Study by Aledani, Kaur, Kasapoglu and colleagues, published in Cureus (2024). Summarised by Malcolm Smith, Gründer von Hairgenetix. Medically reviewed by Dr. Esther Bodde, MD, Cosmetic & Plastic Surgeon. Last updated 2 September 2026.

Kurze Antwort
  • Mesotherapie schnitt günstig ab: Über 11 einbezogene Studien berichteten die Autoren von guter statistischer Signifikanz und hoher Patientenzufriedenheit bei androgenetischer Alopezie.
  • Das beste Studienergebnis basiert auf Patientenangaben: In einer eingeschlossenen randomisierten Studie berichteten 69,2% der Mesotherapie-Patienten über verbesserten Haarausfall gegenüber 37,5% unter Placebo (P=.028), während die Dichteveränderung in dieser Studie statistisch nicht signifikant war (P=.054).
  • Die Sicherheit war größtenteils beruhigend, aber nicht makellos: Die meisten Studien berichteten milde, selbstlimitierende lokale Effekte, doch zwei Publikationen dokumentierten seltene Nebenwirkungen.
  • Das Fazit der Autoren: Mesotherapie erscheint wirksam mit einer niedrigen Rate an Nebenwirkungen, größere kontrollierte Studien sind jedoch weiterhin nötig.

Dieser Artikel ist Teil unseres kompletten Leitfadens zur Haar-Mesotherapie.

Warum ist diese Übersichtsarbeit wichtig?

Mesotherapie bedeutet das Mikroinjizieren von Medikamenten oder Vitaminen in die mittlere Hautschicht. Bei Haarausfall liegt die Logik in der Zufuhr: Der Wirkstoff wird direkt in Follikeltiefe platziert, was die lokale Bioverfügbarkeit erhöht und zugleich verringert, wie viel des Wirkstoffs den restlichen Körper erreicht. Das ist relevant, weil topisches minoxidil, der Behandlungsstandard, wirksam, aber nicht perfekt ist. Eine in der Übersichtsarbeit erfasste Studie mit 381 Frauen über 48 Wochen zeigte, dass 5% topisches minoxidil sowohl Placebo als auch 2% minoxidil übertraf, jedoch mehr hautbezogene Nebenwirkungen wie Juckreiz, Dermatitis, Schuppung und unerwünschtes Gesichtshaarwachstum verursachte.

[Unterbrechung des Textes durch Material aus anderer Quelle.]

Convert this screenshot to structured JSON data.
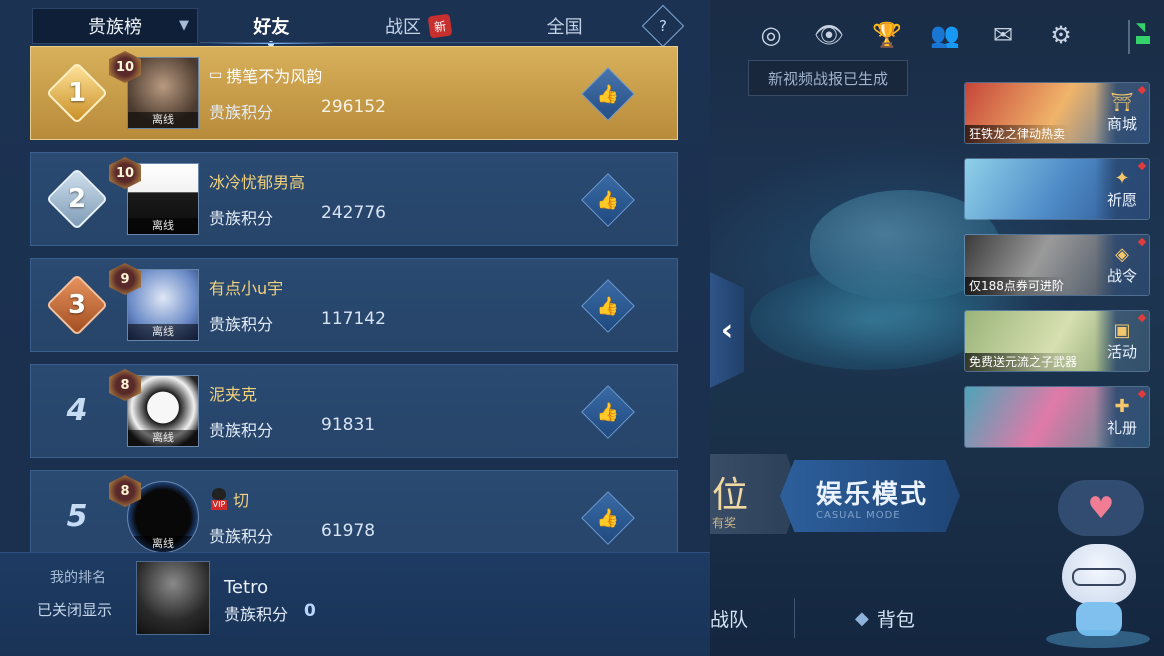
{
  "tabs": {
    "dropdown_label": "贵族榜",
    "items": [
      {
        "label": "好友",
        "active": true
      },
      {
        "label": "战区",
        "badge": "新"
      },
      {
        "label": "全国"
      }
    ],
    "help": "?"
  },
  "leaderboard": [
    {
      "rank": "1",
      "level": "10",
      "name": "携笔不为风韵",
      "score_label": "贵族积分",
      "score": "296152",
      "status": "离线"
    },
    {
      "rank": "2",
      "level": "10",
      "name": "冰冷忧郁男高",
      "score_label": "贵族积分",
      "score": "242776",
      "status": "离线"
    },
    {
      "rank": "3",
      "level": "9",
      "name": "有点小u宇",
      "score_label": "贵族积分",
      "score": "117142",
      "status": "离线"
    },
    {
      "rank": "4",
      "level": "8",
      "name": "泥夹克",
      "score_label": "贵族积分",
      "score": "91831",
      "status": "离线"
    },
    {
      "rank": "5",
      "level": "8",
      "name": "切",
      "vip_tag": "VIP",
      "score_label": "贵族积分",
      "score": "61978",
      "status": "离线"
    }
  ],
  "my_rank": {
    "label": "我的排名",
    "status": "已关闭显示",
    "name": "Tetro",
    "score_label": "贵族积分",
    "score": "0"
  },
  "scene": {
    "tooltip": "新视频战报已生成",
    "cards": [
      {
        "caption": "狂铁龙之律动热卖",
        "label": "商城",
        "icon": "shop-icon"
      },
      {
        "caption": "",
        "label": "祈愿",
        "icon": "wish-icon"
      },
      {
        "caption": "仅188点券可进阶",
        "label": "战令",
        "icon": "pass-icon"
      },
      {
        "caption": "免费送元流之子武器",
        "label": "活动",
        "icon": "event-icon"
      },
      {
        "caption": "",
        "label": "礼册",
        "icon": "gift-book-icon"
      }
    ],
    "mode_rank": {
      "big": "位",
      "small": "有奖"
    },
    "mode_casual": {
      "title": "娱乐模式",
      "sub": "CASUAL MODE"
    },
    "bottom": {
      "team": "战队",
      "bag": "背包"
    },
    "accent_colors": {
      "gold_row": "#c9a04a",
      "row_blue": "#284770",
      "alert_red": "#e23b3b"
    }
  }
}
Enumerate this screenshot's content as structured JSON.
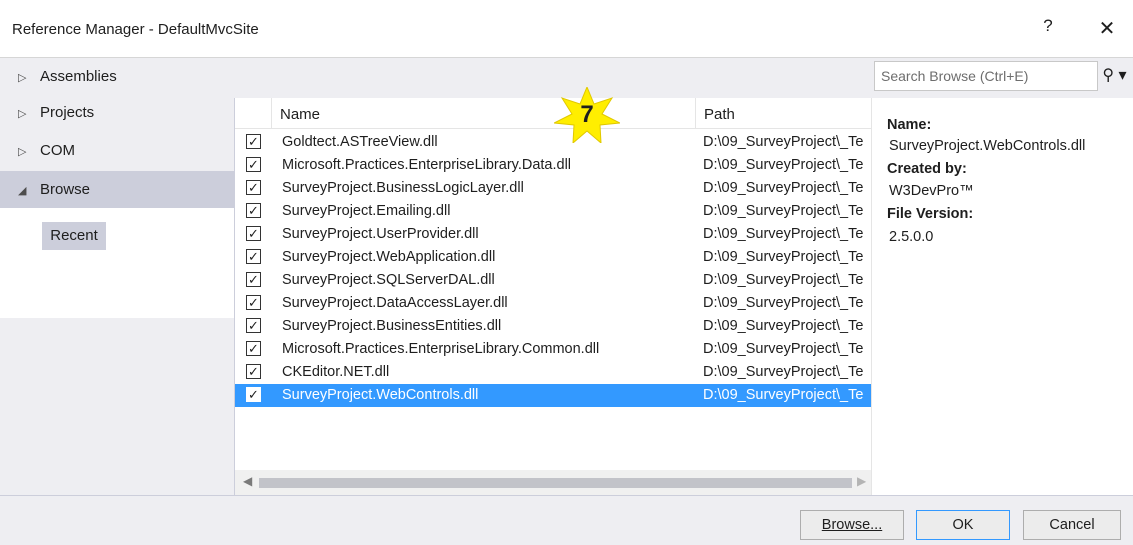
{
  "window": {
    "title": "Reference Manager - DefaultMvcSite",
    "help_label": "?",
    "close_label": "✕"
  },
  "sidebar": {
    "items": [
      {
        "label": "Assemblies",
        "expanded": false
      },
      {
        "label": "Projects",
        "expanded": false
      },
      {
        "label": "COM",
        "expanded": false
      },
      {
        "label": "Browse",
        "expanded": true
      }
    ],
    "sub_items": [
      {
        "label": "Recent"
      }
    ]
  },
  "search": {
    "placeholder": "Search Browse (Ctrl+E)"
  },
  "list": {
    "columns": {
      "name": "Name",
      "path": "Path"
    },
    "rows": [
      {
        "checked": true,
        "name": "Goldtect.ASTreeView.dll",
        "path": "D:\\09_SurveyProject\\_Te"
      },
      {
        "checked": true,
        "name": "Microsoft.Practices.EnterpriseLibrary.Data.dll",
        "path": "D:\\09_SurveyProject\\_Te"
      },
      {
        "checked": true,
        "name": "SurveyProject.BusinessLogicLayer.dll",
        "path": "D:\\09_SurveyProject\\_Te"
      },
      {
        "checked": true,
        "name": "SurveyProject.Emailing.dll",
        "path": "D:\\09_SurveyProject\\_Te"
      },
      {
        "checked": true,
        "name": "SurveyProject.UserProvider.dll",
        "path": "D:\\09_SurveyProject\\_Te"
      },
      {
        "checked": true,
        "name": "SurveyProject.WebApplication.dll",
        "path": "D:\\09_SurveyProject\\_Te"
      },
      {
        "checked": true,
        "name": "SurveyProject.SQLServerDAL.dll",
        "path": "D:\\09_SurveyProject\\_Te"
      },
      {
        "checked": true,
        "name": "SurveyProject.DataAccessLayer.dll",
        "path": "D:\\09_SurveyProject\\_Te"
      },
      {
        "checked": true,
        "name": "SurveyProject.BusinessEntities.dll",
        "path": "D:\\09_SurveyProject\\_Te"
      },
      {
        "checked": true,
        "name": "Microsoft.Practices.EnterpriseLibrary.Common.dll",
        "path": "D:\\09_SurveyProject\\_Te"
      },
      {
        "checked": true,
        "name": "CKEditor.NET.dll",
        "path": "D:\\09_SurveyProject\\_Te"
      },
      {
        "checked": true,
        "name": "SurveyProject.WebControls.dll",
        "path": "D:\\09_SurveyProject\\_Te",
        "selected": true
      }
    ]
  },
  "annotation": {
    "step_number": "7",
    "color": "#ffee00"
  },
  "details": {
    "name_label": "Name:",
    "name_value": "SurveyProject.WebControls.dll",
    "created_label": "Created by:",
    "created_value": "W3DevPro™",
    "version_label": "File Version:",
    "version_value": "2.5.0.0"
  },
  "buttons": {
    "browse": "Browse...",
    "ok": "OK",
    "cancel": "Cancel"
  },
  "colors": {
    "selection": "#3399ff",
    "nav_selected": "#cccedb",
    "chrome": "#eeeef2"
  }
}
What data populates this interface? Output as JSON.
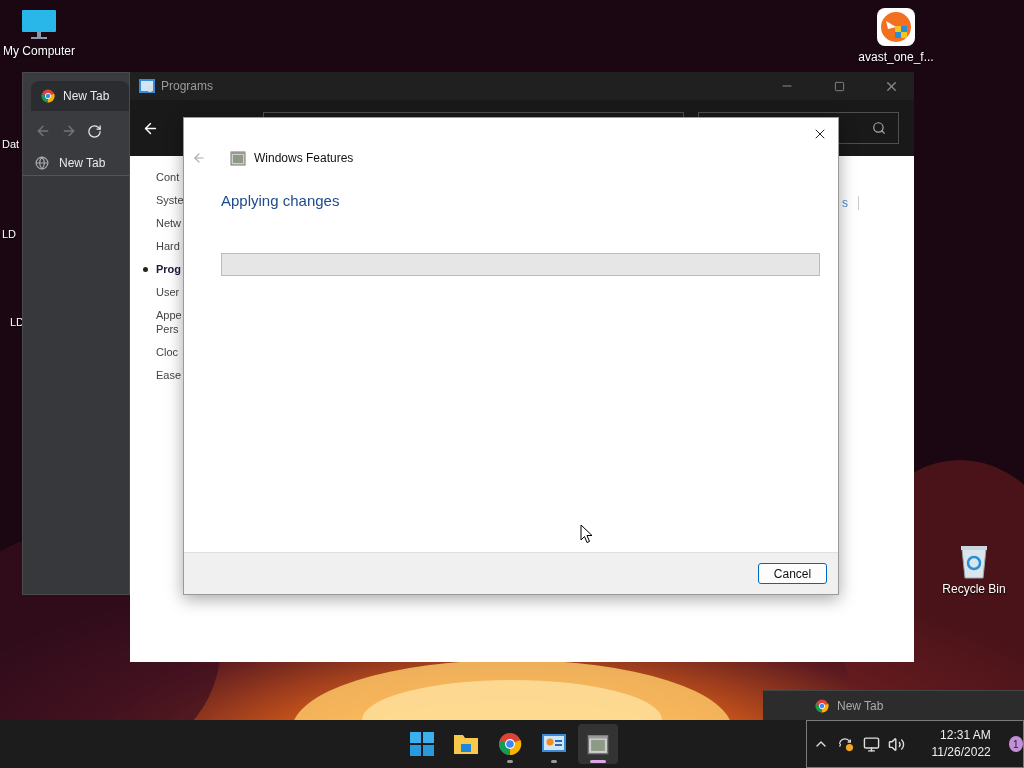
{
  "desktop_icons": [
    {
      "label": "My Computer",
      "kind": "monitor"
    },
    {
      "label": "Dat",
      "kind": "text"
    },
    {
      "label": "LD",
      "kind": "text"
    },
    {
      "label": "LD",
      "kind": "text"
    },
    {
      "label": "avast_one_f...",
      "kind": "app"
    },
    {
      "label": "Recycle Bin",
      "kind": "bin"
    }
  ],
  "browser": {
    "tab": "New Tab",
    "bookmark": "New Tab"
  },
  "programs_window": {
    "title": "Programs",
    "sidebar": [
      {
        "label": "Cont",
        "selected": false
      },
      {
        "label": "Syste",
        "selected": false
      },
      {
        "label": "Netw",
        "selected": false
      },
      {
        "label": "Hard",
        "selected": false
      },
      {
        "label": "Prog",
        "selected": true
      },
      {
        "label": "User",
        "selected": false
      },
      {
        "label": "Appe Pers",
        "selected": false
      },
      {
        "label": "Cloc",
        "selected": false
      },
      {
        "label": "Ease",
        "selected": false
      }
    ],
    "link_fragment": "s"
  },
  "dialog": {
    "title": "Windows Features",
    "heading": "Applying changes",
    "progress": {
      "level": 0
    },
    "cancel": "Cancel"
  },
  "taskbar": {
    "apps": [
      {
        "kind": "start",
        "running": false,
        "selected": false
      },
      {
        "kind": "explorer",
        "running": false,
        "selected": false
      },
      {
        "kind": "chrome",
        "running": true,
        "selected": false
      },
      {
        "kind": "control",
        "running": true,
        "selected": false
      },
      {
        "kind": "features",
        "running": true,
        "selected": true
      }
    ],
    "preview": {
      "title": "New Tab"
    },
    "tray": {
      "time": "12:31 AM",
      "date": "11/26/2022",
      "badge": "1"
    }
  }
}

Aledani und Kollegen stellten daher eine praktische Frage: Wirkt die injizierte Behandlung ebenso gut wie die aufgetragene, und zu welchem Sicherheitspreis? Ihre Arbeit steht neben der systematischen Übersichtsarbeit Tang 2022, die das Aledani-Team unter ihren 11 Studien berücksichtigte.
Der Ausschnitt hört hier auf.